The Indian football team did just about enough in the 2022 Fifa World Cup and the 2023 AFC Asian Cup joint qualifiers. They finished third behind higher-ranked Qatar and Oman and above lower-ranked Afghanistan and Bangladesh.

A 1-1 draw against Afghanistan on Tuesday rubber-stamped India’s passage into the third round of Asian Cup qualification, the primary target before the campaign began. Job done.

But India’s performance throughout the qualifiers that saw them pick up just one victory in eight matches left a lot to be desired.

Lack of ambition

The Blue Tigers’ draw against Afghanistan probably summed up their campaign. There were bright spots, moments of good fortune, lapses in concentration and an overall tame approach to proceedings.

Coach Igor Stimac surprisingly went for a back four against Afghanistan having deployed a back three against Bangladesh and Qatar with a fair degree of success. It was perhaps a statement of intent from the Indian camp, they sought more than just a point from the game that was enough to seal third place in Group E.

But on the field, India were a rather subdued lot. Unwilling to take a lot of risks, Stimac’s men were a bit too concerned about keeping their defensive shape. Without any press high up the field, India allowed Afghanistan to push ahead easily in the build-up phase. It thus enabled them to keep hold of the ball better.

And for India, it meant that they were pegged back in their own half a bit too much for their liking. The Blue Tigers looked sharp and carried a threat on counter-attacks, but they didn’t show enough quality in the final third to disrupt Afghanistan’s organisation.

It was probably a pragmatic approach from Stimac given his team only needed a point from the game, but against a team ranked 44 placed below them in the Fifa rankings, more was expected from India who didn’t show a lot of ambition in the match.

Defensive improvements

The big positive for India from the match was their defensive solidity. Despite moving from a back three to a four-man defensive line, Stimac’s side closed down any gaps very efficiently and didn’t allow Afghanistan too many attempts on Gurpreet Singh Sandhu’s goal.

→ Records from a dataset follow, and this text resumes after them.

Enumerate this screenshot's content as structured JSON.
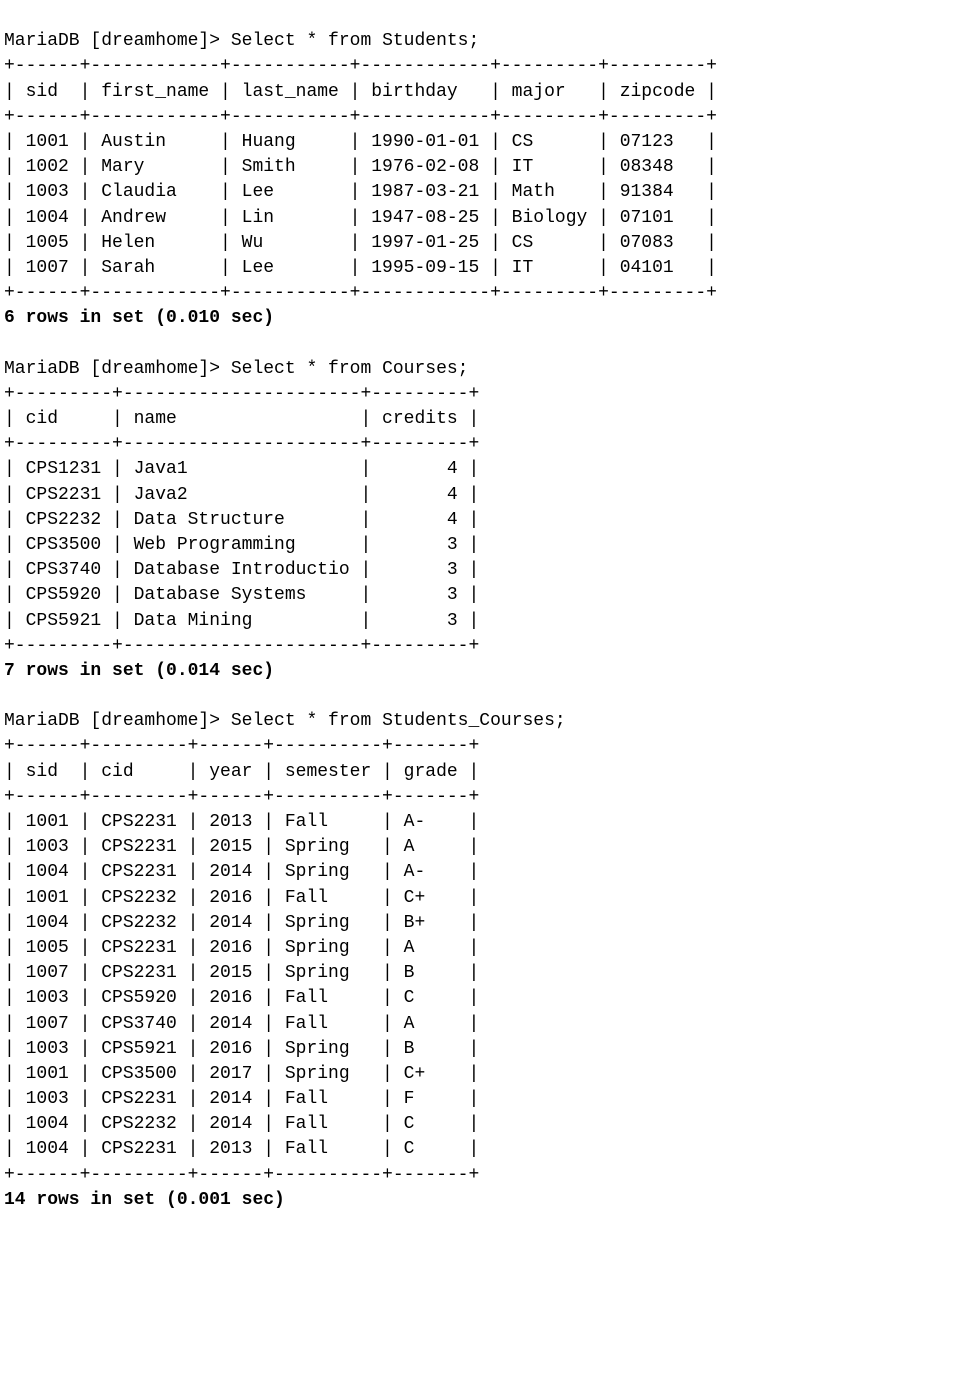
{
  "prompt_prefix": "MariaDB [dreamhome]> ",
  "queries": [
    {
      "sql": "Select * from Students;",
      "timing": "6 rows in set (0.010 sec)",
      "columns": [
        "sid",
        "first_name",
        "last_name",
        "birthday",
        "major",
        "zipcode"
      ],
      "widths": [
        6,
        12,
        11,
        12,
        9,
        9
      ],
      "align": [
        "l",
        "l",
        "l",
        "l",
        "l",
        "l"
      ],
      "rows": [
        [
          "1001",
          "Austin",
          "Huang",
          "1990-01-01",
          "CS",
          "07123"
        ],
        [
          "1002",
          "Mary",
          "Smith",
          "1976-02-08",
          "IT",
          "08348"
        ],
        [
          "1003",
          "Claudia",
          "Lee",
          "1987-03-21",
          "Math",
          "91384"
        ],
        [
          "1004",
          "Andrew",
          "Lin",
          "1947-08-25",
          "Biology",
          "07101"
        ],
        [
          "1005",
          "Helen",
          "Wu",
          "1997-01-25",
          "CS",
          "07083"
        ],
        [
          "1007",
          "Sarah",
          "Lee",
          "1995-09-15",
          "IT",
          "04101"
        ]
      ]
    },
    {
      "sql": "Select * from Courses;",
      "timing": "7 rows in set (0.014 sec)",
      "columns": [
        "cid",
        "name",
        "credits"
      ],
      "widths": [
        9,
        22,
        9
      ],
      "align": [
        "l",
        "l",
        "r"
      ],
      "rows": [
        [
          "CPS1231",
          "Java1",
          "4"
        ],
        [
          "CPS2231",
          "Java2",
          "4"
        ],
        [
          "CPS2232",
          "Data Structure",
          "4"
        ],
        [
          "CPS3500",
          "Web Programming",
          "3"
        ],
        [
          "CPS3740",
          "Database Introductio",
          "3"
        ],
        [
          "CPS5920",
          "Database Systems",
          "3"
        ],
        [
          "CPS5921",
          "Data Mining",
          "3"
        ]
      ]
    },
    {
      "sql": "Select * from Students_Courses;",
      "timing": "14 rows in set (0.001 sec)",
      "columns": [
        "sid",
        "cid",
        "year",
        "semester",
        "grade"
      ],
      "widths": [
        6,
        9,
        6,
        10,
        7
      ],
      "align": [
        "l",
        "l",
        "l",
        "l",
        "l"
      ],
      "rows": [
        [
          "1001",
          "CPS2231",
          "2013",
          "Fall",
          "A-"
        ],
        [
          "1003",
          "CPS2231",
          "2015",
          "Spring",
          "A"
        ],
        [
          "1004",
          "CPS2231",
          "2014",
          "Spring",
          "A-"
        ],
        [
          "1001",
          "CPS2232",
          "2016",
          "Fall",
          "C+"
        ],
        [
          "1004",
          "CPS2232",
          "2014",
          "Spring",
          "B+"
        ],
        [
          "1005",
          "CPS2231",
          "2016",
          "Spring",
          "A"
        ],
        [
          "1007",
          "CPS2231",
          "2015",
          "Spring",
          "B"
        ],
        [
          "1003",
          "CPS5920",
          "2016",
          "Fall",
          "C"
        ],
        [
          "1007",
          "CPS3740",
          "2014",
          "Fall",
          "A"
        ],
        [
          "1003",
          "CPS5921",
          "2016",
          "Spring",
          "B"
        ],
        [
          "1001",
          "CPS3500",
          "2017",
          "Spring",
          "C+"
        ],
        [
          "1003",
          "CPS2231",
          "2014",
          "Fall",
          "F"
        ],
        [
          "1004",
          "CPS2232",
          "2014",
          "Fall",
          "C"
        ],
        [
          "1004",
          "CPS2231",
          "2013",
          "Fall",
          "C"
        ]
      ]
    }
  ]
}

A mistake from Rahul Bheke coupled with a stunning finish from Hossein Zamani meant India couldn’t keep a clean sheet that seemed secure for a large part of the game.

But India’s defensive record in the World Cup qualifiers was quite good. Conceding just seven goals, the Blue Tigers had the 16th best record in the campaign among 42 sides.

The problem though was at the other end where India managed to score just six goals. Only one of those strikes came against the top two sides.

On Tuesday, India enjoyed a huge slice of luck for their goal as the Afghanistan goalkeeper spilled a regulation catch from a cross into his own net. Before the goal, India barely had any chances to take the lead.

Overall, India were solid at the back but lacked a concrete plan in the attack. Even when they got into areas to hurt the opponents, the lack of decisive forwards meant they could never hurt the opponents. It had been the story of India’s World Cup qualifying campaign.


The Blue Tigers’ best games came in the first two matches against Oman and Qatar where they showed good organisation and an ambition to succeed. But failure to maintain their level for 90 minutes meant India lost out to Oman despite being the better team for large parts of the game.

The 0-0 draw away to Qatar was a phenomenal result, but it was more about rearguard action than attacking brilliance.

India never returned to that level of performance, though, as they needed last-gasp goals to avoid defeats against Bangladesh and Afghanistan. India found it hard to score goals against these defensively set up units. Even Oman adopted a more reserved approach against goal-shy India successfully.

Apart from lack of goalscoring ability, India missed a bit of killer instinct during the qualifiers. The Qatar draw aside, India’s players got bogged down by challenges thrown at them and didn’t show the attitude to overcome them.

“We had good games against Qatar away and Oman at home which were some of our best performances in recent years. So the feeling in the camp is that we have been hot and cold and that is something the group is looking to correct in the future,” Chhetri had said before the game. The Afghanistan tie would have done little to change his opinion.

Even though a third-place finish is par for course, a return of just seven points from eight matches was a bit disappointing. India were the joint-worst third-placed team in the World Cup qualifiers in terms of points.

Unlike earlier times, Stimac avoided wholesale changes to his line-ups in recent matches suggesting that he has found his best eleven and there’s a hope that India will slowly start to improve their performance levels in the next few games.

But this World Cup qualifying campaign had precious little signs of that. Failure to beat lesser teams would be even more concerning given that India would more likely face similar opponents in the Asian Cup qualifiers.

After a promising Asian Cup campaign in 2019 where India gave some top teams a run for their money, the World Cup qualifiers were supposed to usher in India’s next step in their development. But after eight games and a rather tame draw against Afghanistan, India seem to be back to square one.